While I may be an American, I believe that the State of Israel has an important role to play for Jews. The State of Israel itself (to be differentiated from the land) may not have any religious significance to me, but I still support it on secular terms. Even Jews who do not live in Israel can hold their heads up and feel safer in their home countries knowing that there is a Jewish State to stand up for them. Furthermore, any Jewish spiritual renewal, whether Orthodox or otherwise, is likely to come from Israel. I do not live in Israel nor do I have Israeli citizenship, but it is something that I might consider in the future. This would in no way be a rejection of America. I would be following in the footsteps of Michael Oren, who had to be supported by friends as he gave up his American citizenship in order to become the Israeli ambassador to the United States. Ambassador Oren never stopped being a loyal American. He is loyal to the Jewish people and to the State of Israel as well and has acted to serve both the interests of the United States and Israel.
Even if the political State of Israel does not hold any religious significance, I still see the establishment of the State of Israel and its survival during the War of Independence to be of religious significance. After the Holocaust, the Jewish people needed something. Without Israel, I do not believe that any Jewish renewal, even in America, could have been possible and Judaism would have faded into oblivion. So Israel Independence Day should be celebrated by Jews as a secular community holiday and a religious one to thank God for being delivered.

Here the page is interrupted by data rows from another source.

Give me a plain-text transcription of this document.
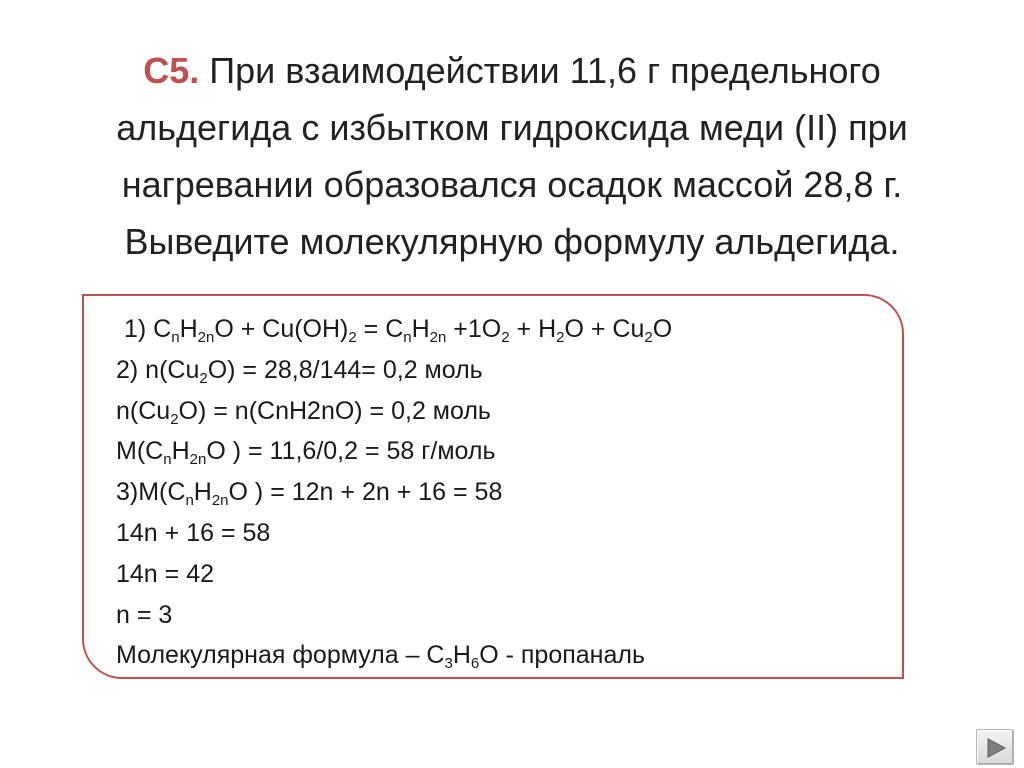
С5. При взаимодействии 11,6 г предельного
альдегида с избытком гидроксида меди (II) при
нагревании образовался осадок массой 28,8 г.
Выведите молекулярную формулу альдегида.
1) $C_nH_{2n}O + Cu(OH)_2 = C_nH_{2n} +1O_2 + H_2O + Cu_2O$
2) $n(Cu_2O) = 28,8/144= 0,2$ моль
$n(Cu_2O) = n(CnH2nO) = 0,2$ моль
$M(C_nH_{2n}O$ ) = 11,6/0,2 = 58 г/моль
$3)M(C_nH_{2n}O$ ) = 12n + 2n + 16 = 58
14n + 16 = 58
14n = 42
n = 3
Молекулярная формула – $C_3H_6O$ - пропаналь
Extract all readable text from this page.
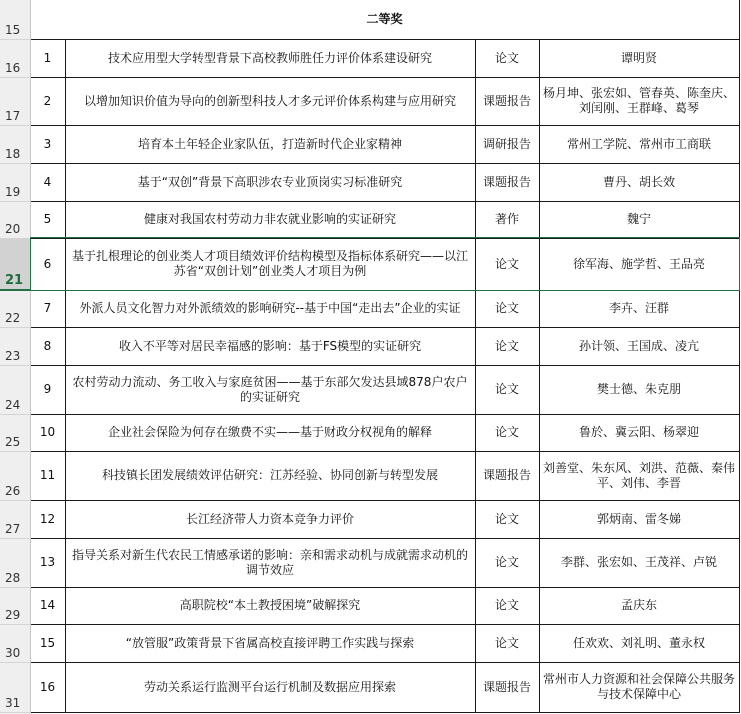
15	二等奖			
16	1	技术应用型大学转型背景下高校教师胜任力评价体系建设研究	论文	谭明贤
17	2	以增加知识价值为导向的创新型科技人才多元评价体系构建与应用研究	课题报告	杨月坤、张宏如、管春英、陈奎庆、刘闰刚、王群峰、葛琴
18	3	培育本土年轻企业家队伍，打造新时代企业家精神	调研报告	常州工学院、常州市工商联
19	4	基于“双创”背景下高职涉农专业顶岗实习标准研究	课题报告	曹丹、胡长效
20	5	健康对我国农村劳动力非农就业影响的实证研究	著作	魏宁
21	6	基于扎根理论的创业类人才项目绩效评价结构模型及指标体系研究——以江苏省“双创计划”创业类人才项目为例	论文	徐军海、施学哲、王品亮
22	7	外派人员文化智力对外派绩效的影响研究--基于中国“走出去”企业的实证	论文	李卉、汪群
23	8	收入不平等对居民幸福感的影响：基于FS模型的实证研究	论文	孙计领、王国成、凌亢
24	9	农村劳动力流动、务工收入与家庭贫困——基于东部欠发达县域878户农户的实证研究	论文	樊士德、朱克朋
25	10	企业社会保险为何存在缴费不实——基于财政分权视角的解释	论文	鲁於、冀云阳、杨翠迎
26	11	科技镇长团发展绩效评估研究：江苏经验、协同创新与转型发展	课题报告	刘善堂、朱东风、刘洪、范薇、秦伟平、刘伟、李晋
27	12	长江经济带人力资本竞争力评价	论文	郭炳南、雷冬娣
28	13	指导关系对新生代农民工情感承诺的影响：亲和需求动机与成就需求动机的调节效应	论文	李群、张宏如、王茂祥、卢锐
29	14	高职院校“本土教授困境”破解探究	论文	孟庆东
30	15	“放管服”政策背景下省属高校直接评聘工作实践与探索	论文	任欢欢、刘礼明、董永权
31	16	劳动关系运行监测平台运行机制及数据应用探索	课题报告	常州市人力资源和社会保障公共服务与技术保障中心
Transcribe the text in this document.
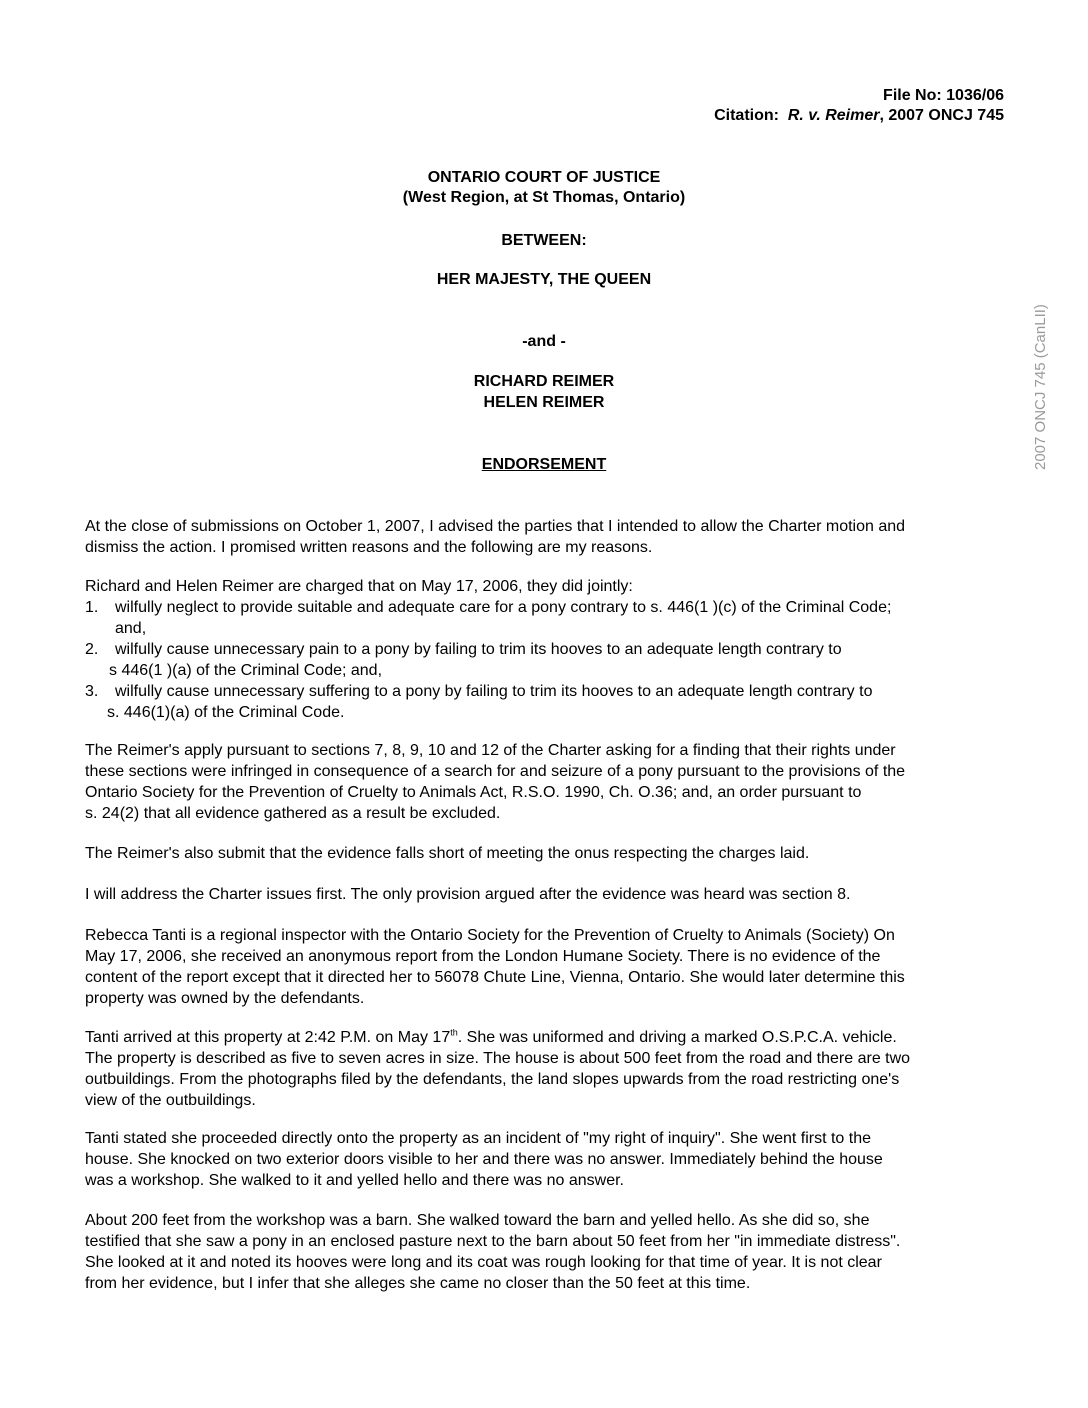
File No: 1036/06
Citation: R. v. Reimer, 2007 ONCJ 745
ONTARIO COURT OF JUSTICE
(West Region, at St Thomas, Ontario)
BETWEEN:
HER MAJESTY, THE QUEEN
-and -
RICHARD REIMER
HELEN REIMER
ENDORSEMENT	2007 ONCJ 745 (CanLII)

At the close of submissions on October 1, 2007, I advised the parties that I intended to allow the Charter motion and

dismiss the action. I promised written reasons and the following are my reasons.

Richard and Helen Reimer are charged that on May 17, 2006, they did jointly:

1. wilfully neglect to provide suitable and adequate care for a pony contrary to s. 446(1 )(c) of the Criminal Code;
and,
2. wilfully cause unnecessary pain to a pony by failing to trim its hooves to an adequate length contrary to
s 446(1 )(a) of the Criminal Code; and,
3. wilfully cause unnecessary suffering to a pony by failing to trim its hooves to an adequate length contrary to
s. 446(1)(a) of the Criminal Code.

The Reimer's apply pursuant to sections 7, 8, 9, 10 and 12 of the Charter asking for a finding that their rights under

these sections were infringed in consequence of a search for and seizure of a pony pursuant to the provisions of the

Ontario Society for the Prevention of Cruelty to Animals Act, R.S.O. 1990, Ch. O.36; and, an order pursuant to

s. 24(2) that all evidence gathered as a result be excluded.

The Reimer's also submit that the evidence falls short of meeting the onus respecting the charges laid.

I will address the Charter issues first. The only provision argued after the evidence was heard was section 8.

Rebecca Tanti is a regional inspector with the Ontario Society for the Prevention of Cruelty to Animals (Society) On

May 17, 2006, she received an anonymous report from the London Humane Society. There is no evidence of the

content of the report except that it directed her to 56078 Chute Line, Vienna, Ontario. She would later determine this

property was owned by the defendants.

Tanti arrived at this property at 2:42 P.M. on May 17th. She was uniformed and driving a marked O.S.P.C.A. vehicle.

The property is described as five to seven acres in size. The house is about 500 feet from the road and there are two

outbuildings. From the photographs filed by the defendants, the land slopes upwards from the road restricting one's

view of the outbuildings.

Tanti stated she proceeded directly onto the property as an incident of "my right of inquiry". She went first to the

house. She knocked on two exterior doors visible to her and there was no answer. Immediately behind the house

was a workshop. She walked to it and yelled hello and there was no answer.

About 200 feet from the workshop was a barn. She walked toward the barn and yelled hello. As she did so, she

testified that she saw a pony in an enclosed pasture next to the barn about 50 feet from her "in immediate distress".

She looked at it and noted its hooves were long and its coat was rough looking for that time of year. It is not clear

from her evidence, but I infer that she alleges she came no closer than the 50 feet at this time.
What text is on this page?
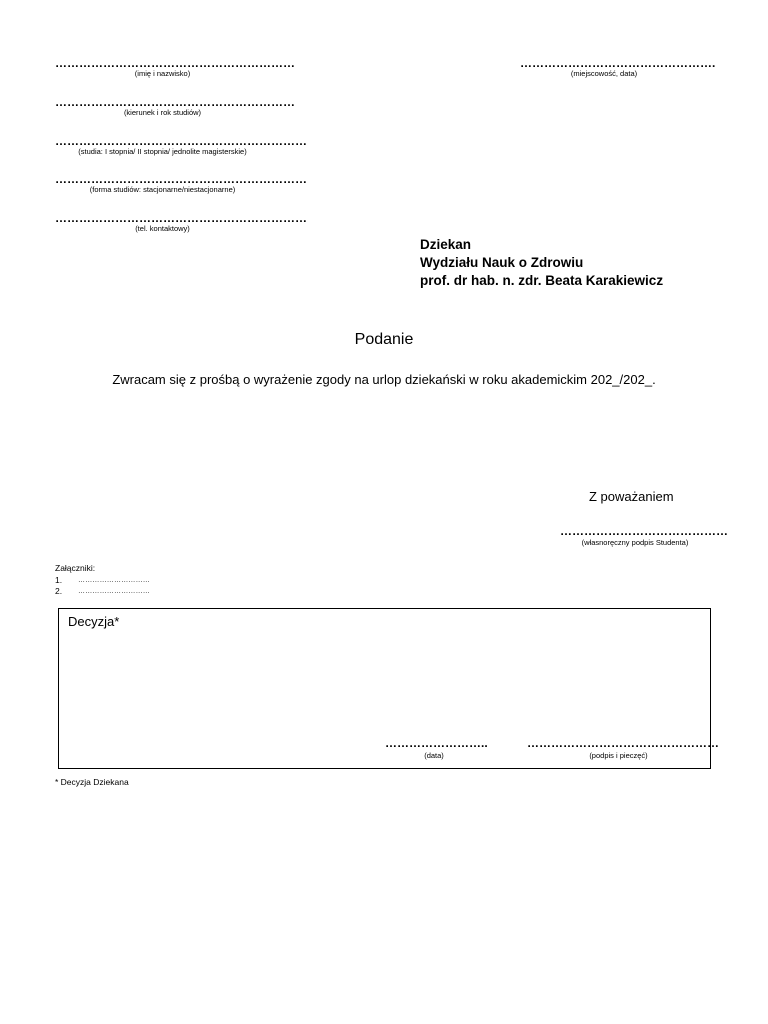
……………………………………………………
(imię i nazwisko)
……………………………………………………
(kierunek i rok studiów)
………………………………………………………
(studia: I stopnia/ II stopnia/ jednolite magisterskie)
………………………………………………………
(forma studiów: stacjonarne/niestacjonarne)
………………………………………………………
(tel. kontaktowy)
………………………………………….
(miejscowość, data)
Dziekan
Wydziału Nauk o Zdrowiu
prof. dr hab. n. zdr. Beata Karakiewicz
Podanie
Zwracam się z prośbą o wyrażenie zgody na urlop dziekański w roku akademickim 202_/202_.
Z poważaniem
……………………………………
(własnoręczny podpis Studenta)
Załączniki:
1. …………………………
2. …………………………
Decyzja*
……………………..
(data)
…………………………………………
(podpis i pieczęć)
* Decyzja Dziekana
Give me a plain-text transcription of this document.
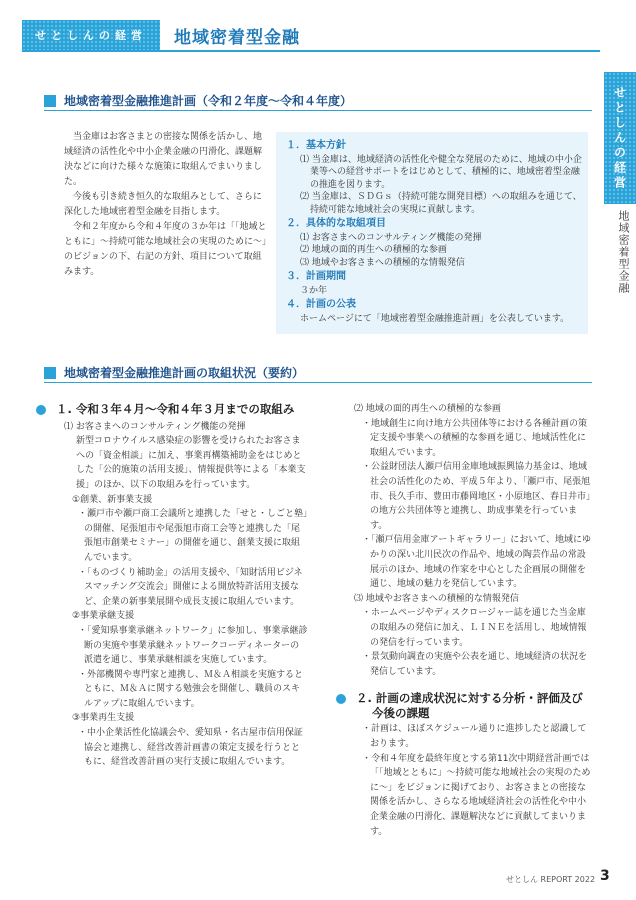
せとしんの経営	地域密着型金融
せとしんの経営
地域密着型金融
地域密着型金融推進計画（令和２年度〜令和４年度）

当金庫はお客さまとの密接な関係を活かし、地域経済の活性化や中小企業金融の円滑化、課題解決などに向けた様々な施策に取組んでまいりました。

今後も引き続き恒久的な取組みとして、さらに深化した地域密着型金融を目指します。

令和２年度から令和４年度の３か年は「「地域とともに」〜持続可能な地域社会の実現のために〜」のビジョンの下、右記の方針、項目について取組みます。

１．基本方針
⑴ 当金庫は、地域経済の活性化や健全な発展のために、地域の中小企業等への経営サポートをはじめとして、積極的に、地域密着型金融の推進を図ります。
⑵ 当金庫は、ＳＤＧｓ（持続可能な開発目標）への取組みを通じて、持続可能な地域社会の実現に貢献します。
２．具体的な取組項目
⑴ お客さまへのコンサルティング機能の発揮
⑵ 地域の面的再生への積極的な参画
⑶ 地域やお客さまへの積極的な情報発信
３．計画期間
３か年
４．計画の公表
ホームページにて「地域密着型金融推進計画」を公表しています。
地域密着型金融推進計画の取組状況（要約）
１. 令和３年４月〜令和４年３月までの取組み
⑴ お客さまへのコンサルティング機能の発揮
新型コロナウイルス感染症の影響を受けられたお客さまへの「資金相談」に加え、事業再構築補助金をはじめとした「公的施策の活用支援」、情報提供等による「本業支援」のほか、以下の取組みを行っています。
①創業、新事業支援
・瀬戸市や瀬戸商工会議所と連携した「せと・しごと塾」の開催、尾張旭市や尾張旭市商工会等と連携した「尾張旭市創業セミナー」の開催を通じ、創業支援に取組んでいます。
・「ものづくり補助金」の活用支援や、「知財活用ビジネスマッチング交流会」開催による開放特許活用支援など、企業の新事業展開や成長支援に取組んでいます。
②事業承継支援
・「愛知県事業承継ネットワーク」に参加し、事業承継診断の実施や事業承継ネットワークコーディネーターの派遣を通じ、事業承継相談を実施しています。
・外部機関や専門家と連携し、Ｍ＆Ａ相談を実施するとともに、Ｍ＆Ａに関する勉強会を開催し、職員のスキルアップに取組んでいます。
③事業再生支援
・中小企業活性化協議会や、愛知県・名古屋市信用保証協会と連携し、経営改善計画書の策定支援を行うとともに、経営改善計画の実行支援に取組んでいます。
⑵ 地域の面的再生への積極的な参画
・地域創生に向け地方公共団体等における各種計画の策定支援や事業への積極的な参画を通じ、地域活性化に取組んでいます。
・公益財団法人瀬戸信用金庫地域振興協力基金は、地域社会の活性化のため、平成５年より、「瀬戸市、尾張旭市、長久手市、豊田市藤岡地区・小原地区、春日井市」の地方公共団体等と連携し、助成事業を行っています。
・「瀬戸信用金庫アートギャラリー」において、地域にゆかりの深い北川民次の作品や、地域の陶芸作品の常設展示のほか、地域の作家を中心とした企画展の開催を通じ、地域の魅力を発信しています。
⑶ 地域やお客さまへの積極的な情報発信
・ホームページやディスクロージャー誌を通じた当金庫の取組みの発信に加え、ＬＩＮＥを活用し、地域情報の発信を行っています。
・景気動向調査の実施や公表を通じ、地域経済の状況を発信しています。
２. 計画の達成状況に対する分析・評価及び
今後の課題
・計画は、ほぼスケジュール通りに進捗したと認識しております。
・令和４年度を最終年度とする第11次中期経営計画では「「地域とともに」〜持続可能な地域社会の実現のために〜」をビジョンに掲げており、お客さまとの密接な関係を活かし、さらなる地域経済社会の活性化や中小企業金融の円滑化、課題解決などに貢献してまいります。
せとしん REPORT 2022 3
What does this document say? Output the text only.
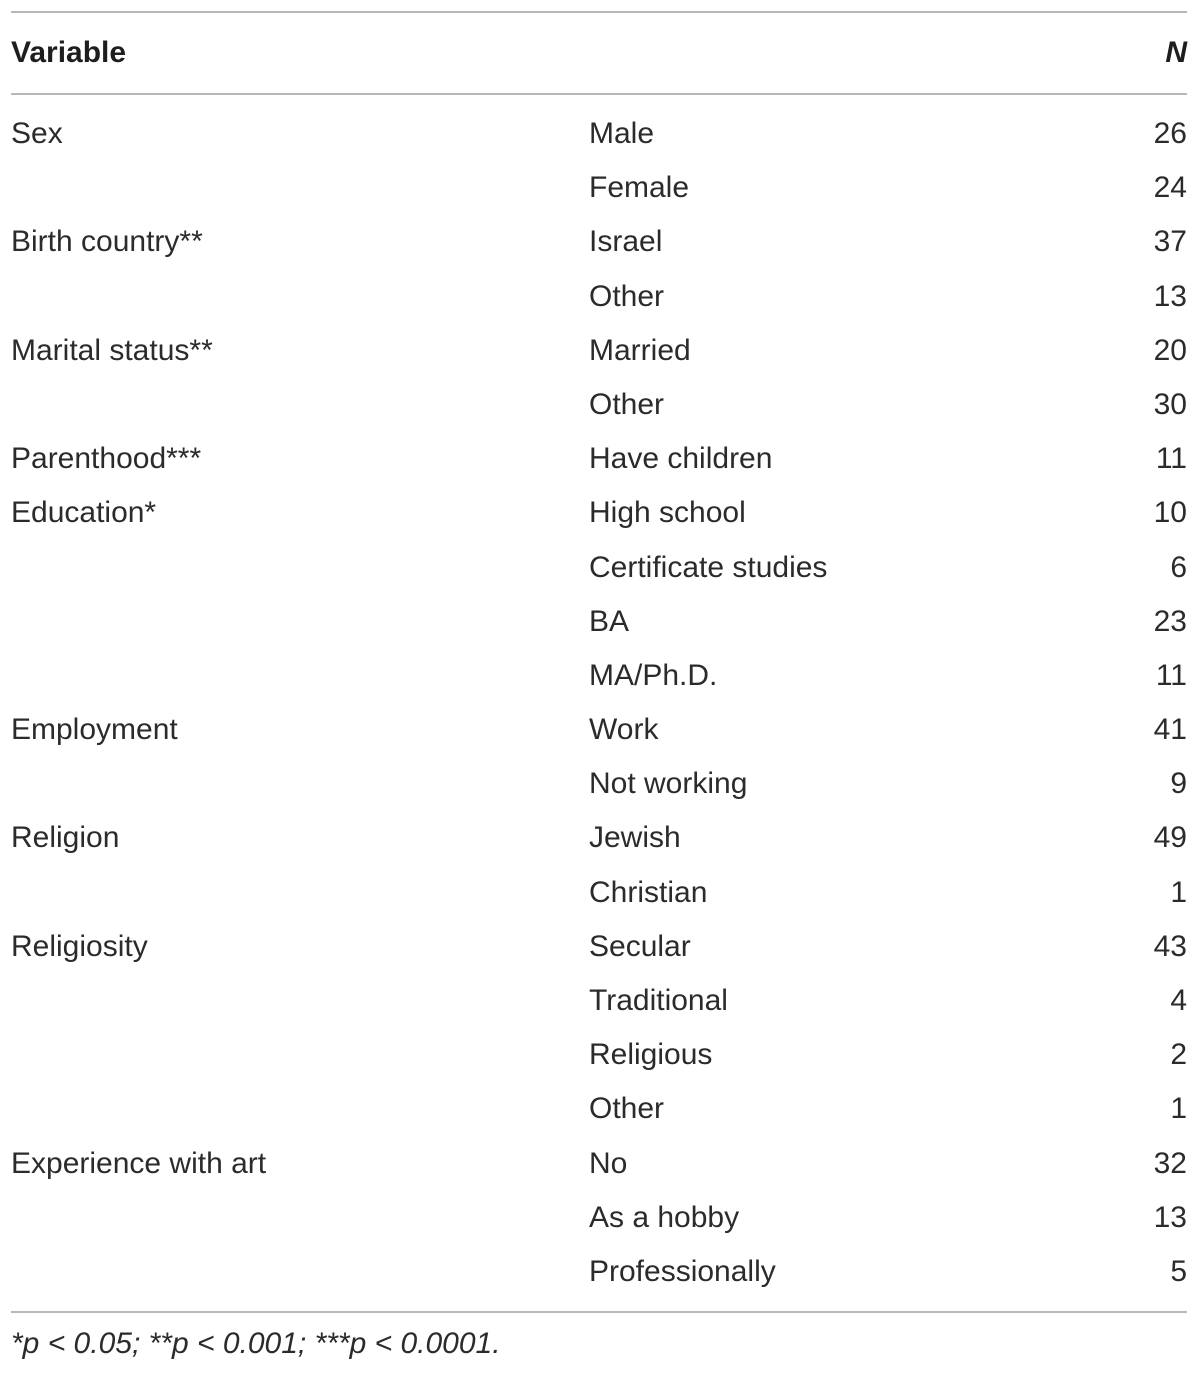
Variable	N
Sex	Male	26
Female	24
Birth country**	Israel	37
Other	13
Marital status**	Married	20
Other	30
Parenthood***	Have children	11
Education*	High school	10
Certificate studies	6
BA	23
MA/Ph.D.	11
Employment	Work	41
Not working	9
Religion	Jewish	49
Christian	1
Religiosity	Secular	43
Traditional	4
Religious	2
Other	1
Experience with art	No	32
As a hobby	13
Professionally	5
*p < 0.05; **p < 0.001; ***p < 0.0001.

I say all this to frame what I am about to say so I am not misunderstood. I do not wish to attack the notion of American Jews being attached to Israel and celebrating Israel Independence Day. That being said, there was something that happened yesterday at my school's Israel Independence Day celebration that bothered me. There was music and dancing in the gym. As can be expected the room was full of Israeli flags. There was, though, not a single American flag. If this would have been an informal thing with people bringing in flags, I would not have thought to make an issue of it, but the school had several representatives from the State of Israel, who came into the gym in their Israeli military uniforms and, with full ceremony, hoisted the Israeli flag, while everyone stood at attention.
According to article 7c of the American flag code:
No other flag or pennant should be placed above or, if on the same level, to the right of the flag of the United States of America, … No person shall display the flag of the United Nations or any other national or international flag equal, above, or in a position of superior prominence or honor to or in place of the flag of the United States or any Territory or possession thereof.
If it is considered a disgrace to the American flag to honor the flag of another country above it, it is certainly a disgrace to honor the flag of a foreign country, even to the extent of having foreign citizens dressed in the uniform of a foreign military standing on ceremony, without even having an American flag present.
I managed to pester a member of the administration to allow me to go over to the auditorium and bring over the American flag there so this event could be honored by the presence of an American flag as well.
For those of you who think that I am making a big deal out of nothing, I ask you: what line would you place for Israel Independence Day events? What would American Jews have to do in order for there to at least be the appearance of disloyalty to a country that they owe so much in gratitude to?
I was pleased to note the number of people who came over to me afterwards to tell me that they also were not comfortable with what was going on and thanking for doing something.